Infographic: How to Prevent Caregiver Burnout

Infographic: How to Prevent Caregiver Burnout

Monday, October 10, 2016
Parents and caregivers of children and adults with special needs such as autism often pour every ounce of energy into their loved ones. But this all-in devotion, common in parents of young children, can lead to some ill effects on mental and physical health. One Board Certified Behavior Analyst who works directly with families provides tips to avoid burnout

Contributor: Kristin Vespe, MSEd., BCBA, Director of Home and Community Supports at Bancroft

If you or someone you know has a loved one with autism or a disability, you can surely appreciate the large amount of time and effort necessary to navigate the system of care and access appropriate supports and services. Pile all this effort on top of a full-time job outside the home and other children in the household, and you can imagine the immense pressure on parents of children and adults with disabilities.

As a Board Certified Behavior Analyst at Bancroft, I work in the homes and communities of area families practicing this precarious balancing act every day – and I’ve become keenly aware of a disturbing trend: Caregiver Burnout. Of course, all parents want the absolute best for their children and fight tirelessly to secure services and keep the family running smoothly. But when this all-in dedication takes a toll on physical and mental health, it’s time to step back and ask for help. Your whole family will be better for it.

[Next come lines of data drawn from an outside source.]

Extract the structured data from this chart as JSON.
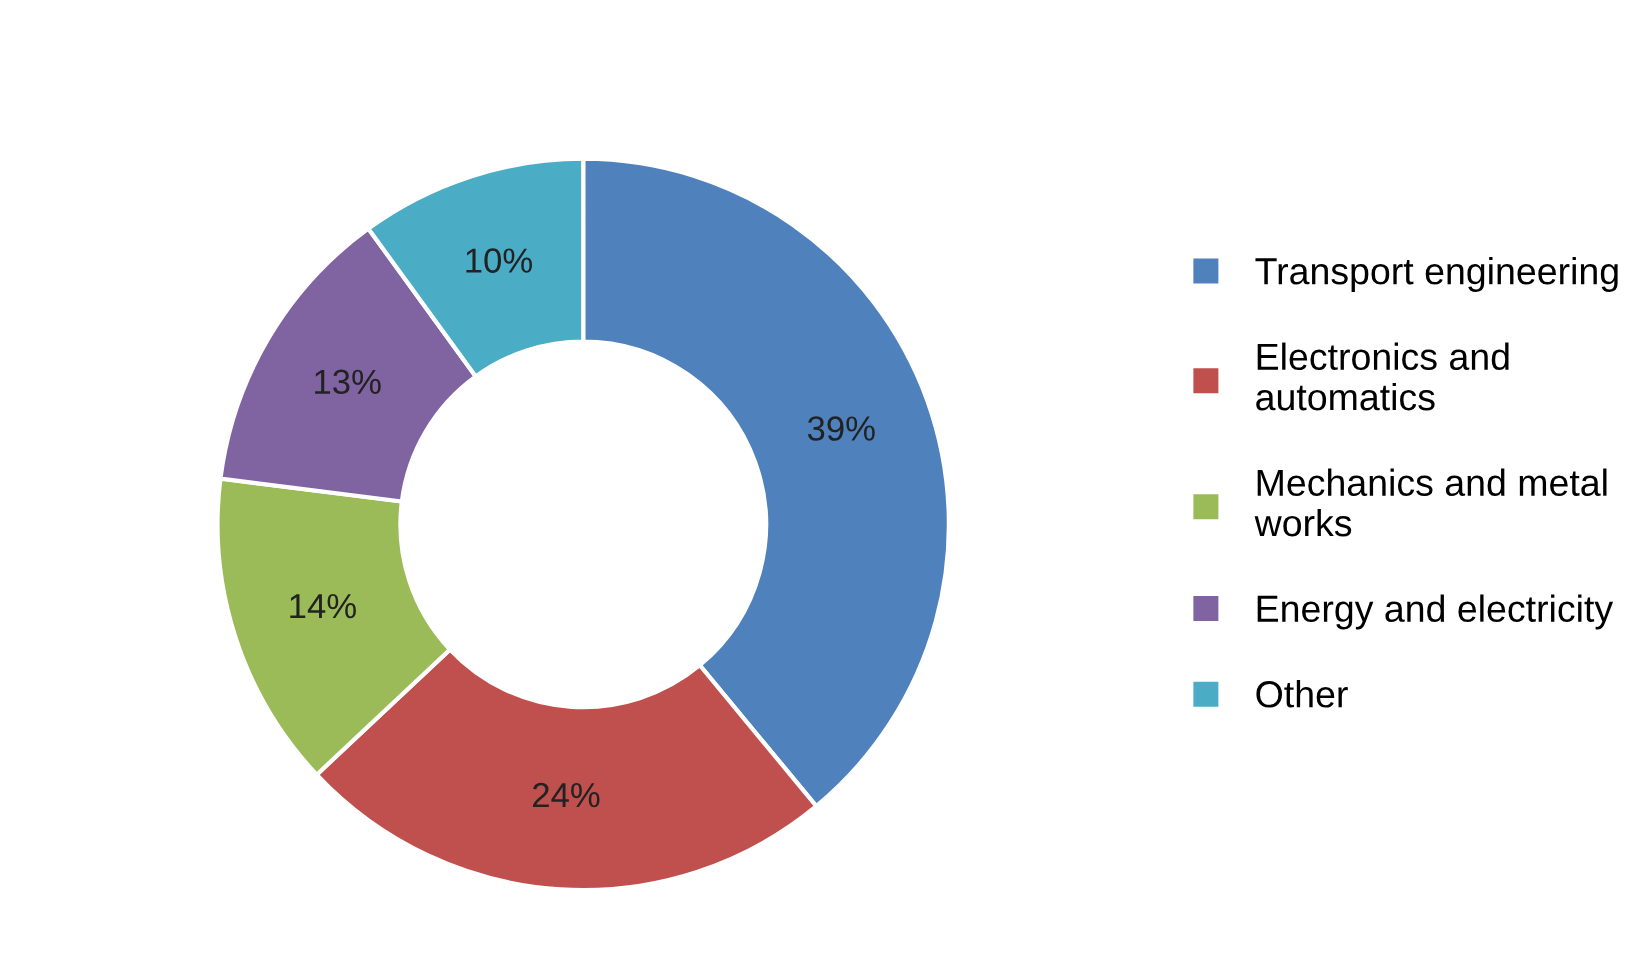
{
  "chart_data": {
    "type": "donut",
    "categories": [
      "Transport engineering",
      "Electronics and automatics",
      "Mechanics and metal works",
      "Energy and electricity",
      "Other"
    ],
    "values": [
      39,
      24,
      14,
      13,
      10
    ],
    "colors": [
      "#4f81bd",
      "#c0504d",
      "#9bbb59",
      "#8064a2",
      "#4bacc6"
    ],
    "value_labels": [
      "39%",
      "24%",
      "14%",
      "13%",
      "10%"
    ],
    "legend": "right"
  }
}
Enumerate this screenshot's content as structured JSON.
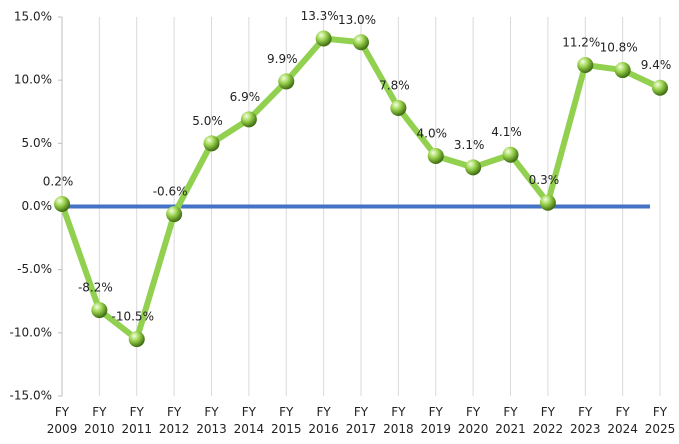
{
  "chart_data": {
    "type": "line",
    "categories": [
      "FY 2009",
      "FY 2010",
      "FY 2011",
      "FY 2012",
      "FY 2013",
      "FY 2014",
      "FY 2015",
      "FY 2016",
      "FY 2017",
      "FY 2018",
      "FY 2019",
      "FY 2020",
      "FY 2021",
      "FY 2022",
      "FY 2023",
      "FY 2024",
      "FY 2025"
    ],
    "series": [
      {
        "color": "#92d050",
        "values": [
          0.2,
          -8.2,
          -10.5,
          -0.6,
          5.0,
          6.9,
          9.9,
          13.3,
          13.0,
          7.8,
          4.0,
          3.1,
          4.1,
          0.3,
          11.2,
          10.8,
          9.4
        ],
        "value_labels": [
          "0.2%",
          "-8.2%",
          "-10.5%",
          "-0.6%",
          "5.0%",
          "6.9%",
          "9.9%",
          "13.3%",
          "13.0%",
          "7.8%",
          "4.0%",
          "3.1%",
          "4.1%",
          "0.3%",
          "11.2%",
          "10.8%",
          "9.4%"
        ]
      }
    ],
    "ylim": [
      -15,
      15
    ],
    "yticks": [
      {
        "value": -15,
        "label": "-15.0%"
      },
      {
        "value": -10,
        "label": "-10.0%"
      },
      {
        "value": -5,
        "label": "-5.0%"
      },
      {
        "value": 0,
        "label": "0.0%"
      },
      {
        "value": 5,
        "label": "5.0%"
      },
      {
        "value": 10,
        "label": "10.0%"
      },
      {
        "value": 15,
        "label": "15.0%"
      }
    ],
    "zero_line_color": "#4472c4"
  }
}
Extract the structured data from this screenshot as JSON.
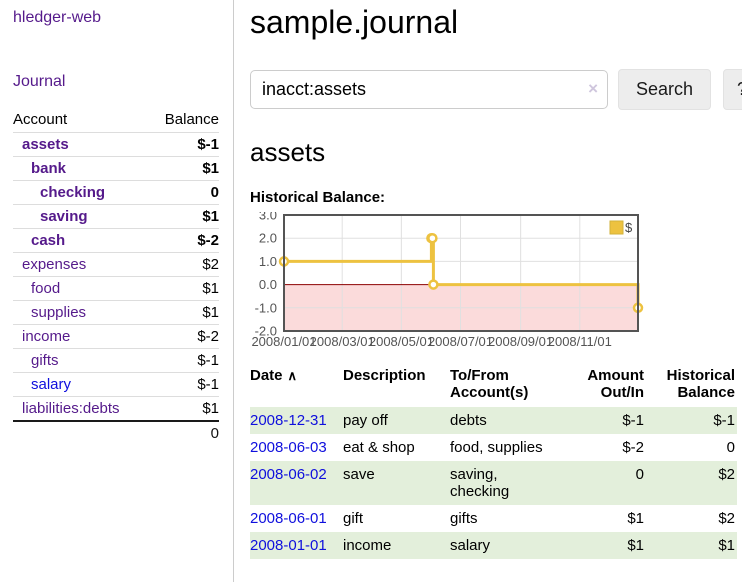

Look out for these symptoms of Caregiver Burnout:

  • Feelings of hopelessness, guilt, anxiety, or fear
  • Mood swings and short temperedness
  • Changes in eating and/or sleeping patterns
  • Weight loss or gain
  • Difficulty making decisions
  • Signs of withdrawing from social activities
  • Problems with relationships
  • Inability to rest or relax

Organizations like Bancroft offer comprehensive support services, including after-school and weekend respite programs for busy families in need of a few extra hours.

Parents in need of additional supports should remember the following tips:

  • Recognize the signs of stress and exhaustion, and ask for help
  • Schedule personal time regularly
  • Maintain good health habits. Make (and keep!) regular doctor and dentist appointments.
  • Remain socially connected. Maintain relationships and participate in activities.
  • Join a caregiver support group or network
  • Identify a confidant, someone to talk with confidentially. Consider speaking with a therapist.
  • Seek respite care for loved ones in order to find time to complete the actions above.

Remember that individuals who become over-worked and over-tired are more likely to inadvertently neglect the loved ones they are working so hard to care for. Keep yourself healthy first, and you’ll be able to continue to provide top-notch care for your family.